Miscelánea
Me impresiona cuando algunos dirigentes políticos, de izquierda y de derecha, hablan de la necesidad de desescalar el odio pero lo dicen de una forma que lleva al efecto totalmente contrario, utilizando tonos, gestos, ironías, sarcasmos y adjetivos que invitan a odiar junto con ellos, como si el odio de ellos fuera justo y aceptable y solamente el odio del rival fuera el dañino, el cuestionable, como si el odio de ellos fuera bueno. Si seguimos así, el odio nunca acabará, seguirá creciendo en una espiral fatal.
Hay que cuidar el lenguaje, pero no podemos seguir diciendo eso de manera hipócrita y retórica, para que lo escuche el propio bando, y que una buena intención de apaciguamiento termine siendo en realidad más gasolina para la hoguera; a eso hay que meterle coherencia y voluntad, hay que parar de gritar, que hay parar de ofender, hay que parar de hacer los mismos reclamos y mostrar las mismas peladuras, como cuando la esposa, en sus celos y en su malgenio, le recuerda al esposo todos los pecados del pasado, hay que parar de tanto odiar.
Si se me permite la expresión, en la política colombiana nos movemos en medio de demasiados “odiadores”, que además cuentan con la caja de resonancia de las emisoras de radio desde donde los llaman y les prestan el micrófono para que se deleiten odiando de manera irresponsable, porque esos odiadores son nuestros dirigentes políticos, los que lideran la opinión y conducen los destinos de la nación, supuestamente en la búsqueda de la paz y la reconciliación.
Una entrevista a Federico Gutiérrez se hace insufrible cuando invita al país a que desarmemos la palabra pero arremete siempre con el mismo discurso pendenciero y desafiante en contra de Daniel Quintero y éste le devuelve los favores de manera aún más hostil; algo similar cuando entrevistan a Benedetti y al mismo Presidente Petro que no le sacan las banderillas a la clase pudiente a quienes no rebajan de oligarcas y de “blanquitos”; y la tapa, Abelardo de la Espriella diciendo que a la izquierda hay que destriparla.

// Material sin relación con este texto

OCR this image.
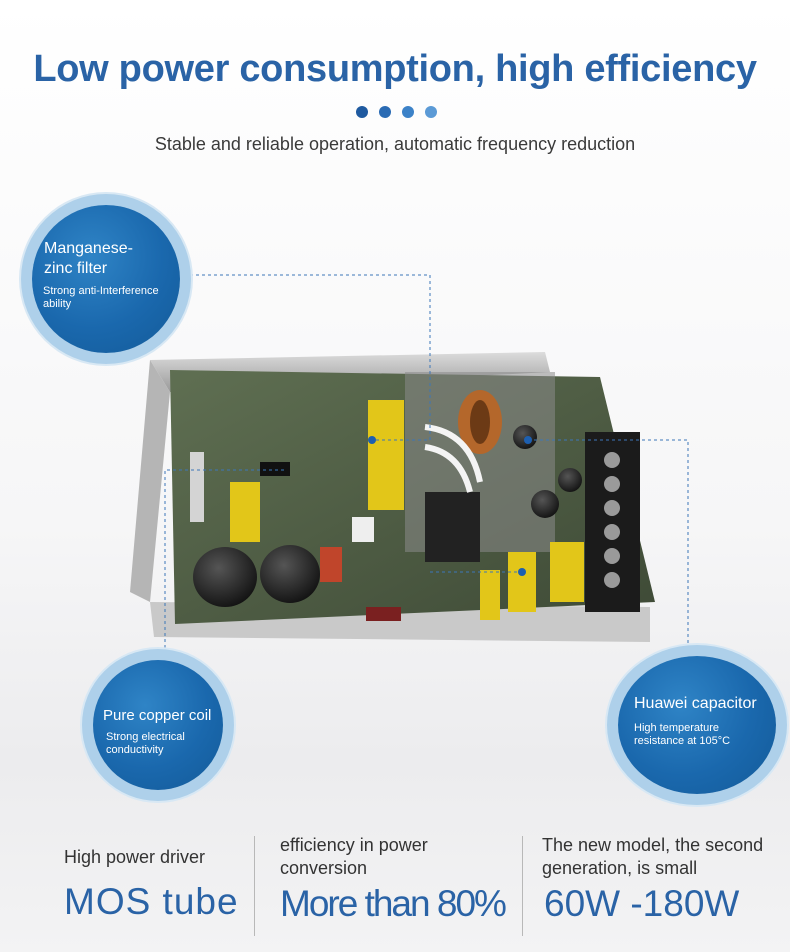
Low power consumption, high efficiency

Stable and reliable operation, automatic frequency reduction

Manganese-zinc filter
Strong anti-Interference ability
Pure copper coil
Strong electrical conductivity
Huawei capacitor
High temperature resistance at 105°C
High power driver
MOS tube
efficiency in power conversion
More than 80%
The new model, the second generation, is small
60W -180W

Por casualidad pasé por la plaza de Bolívar el día que Iván Cepeda vino a Pereira y antes de su discurso la parcialidad arengaba algo así como que ¡ni un paso atrás, iremos hasta el final, iremos hasta la muerte! como si estuviéramos en un campo de batalla, y luego, en esa misma plaza, la candidata Paloma Valencia, que no es la paloma de la paz, se burlaba del presidente y gritaba ¡Petro, Uribe tu papá!, como si fuera una barra brava en un partido entre el Junior de Barranquilla y el Unión Magdalena, y todos sabemos lo que sale de la forma irracional en que se viven las rivalidades futbolísticas.

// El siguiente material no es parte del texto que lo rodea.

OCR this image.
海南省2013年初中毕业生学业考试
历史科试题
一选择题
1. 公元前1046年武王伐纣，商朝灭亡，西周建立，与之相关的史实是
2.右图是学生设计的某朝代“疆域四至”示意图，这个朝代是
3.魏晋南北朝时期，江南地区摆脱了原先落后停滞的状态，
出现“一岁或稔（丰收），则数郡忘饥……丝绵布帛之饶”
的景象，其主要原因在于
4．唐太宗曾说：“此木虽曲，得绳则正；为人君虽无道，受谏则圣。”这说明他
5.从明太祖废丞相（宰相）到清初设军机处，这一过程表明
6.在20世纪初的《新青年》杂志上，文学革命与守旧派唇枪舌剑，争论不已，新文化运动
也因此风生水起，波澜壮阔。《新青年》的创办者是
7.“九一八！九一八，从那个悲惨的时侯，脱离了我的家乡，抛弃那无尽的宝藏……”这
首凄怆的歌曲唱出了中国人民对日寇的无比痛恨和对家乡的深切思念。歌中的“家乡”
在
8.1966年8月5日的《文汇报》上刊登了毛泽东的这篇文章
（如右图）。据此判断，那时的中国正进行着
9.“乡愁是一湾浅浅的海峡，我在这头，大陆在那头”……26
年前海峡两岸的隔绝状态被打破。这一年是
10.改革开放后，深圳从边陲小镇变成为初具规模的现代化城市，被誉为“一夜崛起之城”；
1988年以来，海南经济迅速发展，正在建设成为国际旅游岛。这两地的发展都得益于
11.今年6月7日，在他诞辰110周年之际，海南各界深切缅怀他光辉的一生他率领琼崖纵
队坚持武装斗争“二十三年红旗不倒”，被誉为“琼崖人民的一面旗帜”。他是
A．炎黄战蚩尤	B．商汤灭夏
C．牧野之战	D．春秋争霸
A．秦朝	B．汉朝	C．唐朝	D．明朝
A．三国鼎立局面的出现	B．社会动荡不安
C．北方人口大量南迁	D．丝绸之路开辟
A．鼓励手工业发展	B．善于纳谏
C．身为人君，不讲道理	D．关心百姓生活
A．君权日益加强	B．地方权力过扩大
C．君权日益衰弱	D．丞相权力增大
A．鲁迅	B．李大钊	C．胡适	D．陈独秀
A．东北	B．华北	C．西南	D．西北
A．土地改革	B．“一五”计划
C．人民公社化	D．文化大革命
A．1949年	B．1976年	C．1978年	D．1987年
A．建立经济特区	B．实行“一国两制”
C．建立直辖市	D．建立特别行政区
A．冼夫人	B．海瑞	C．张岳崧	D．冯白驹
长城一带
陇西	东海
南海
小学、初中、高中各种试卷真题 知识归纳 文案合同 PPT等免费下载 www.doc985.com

Se me ocurren varios ejemplos de personas a las que deberíamos emular, que cuando hablan no pelan el cobre y expresan sus desacuerdos con total tranquilidad, me refiero al expresidente Juan Manuel Santos, al que ni el mismísimo Álvaro Uribe ha sido capaz de hacer despelucar, algo similar he notado en dirigentes como Humberto de la Calle, que es una pena que no hubiera sido presidente y Juan Fernando Cristo, quien a pesar de sus dificultades con la R siempre expone sus ideas de manera serena, sin epítetos, sin ofensas.
Amigos lectores, los invito a reflexionar: ¿Estamos aportando a la paz con nuestra voz, o somos unos odiadores más?.



Buen escrito…solo un apunte con mis caracteriaticas, deje de idiar los a los «medios» usted hace parte de ellos…Abrazo sin odio…a mi edad y mi estado laboral…No tengo a quién odiar, pero los he de tener por ahi en algun ladito.
Don James: Muy buena reflexión, vale la pena cuidar nuestro lenguaje y actuaciones, infortunadamente la violencia tiene demasiados seguidores, Incluso quienes estamos de acuerdo con ud. Somos proclives al lenguaje y el gesto violento. Vale la pena recordar que expresiones como: » si lo vuelvo a ver le doy en la cara marica», en vez de bajar los indices de popularidad del presidente Uribe, mejoraron su imagen. Mil saludos y bendiciones.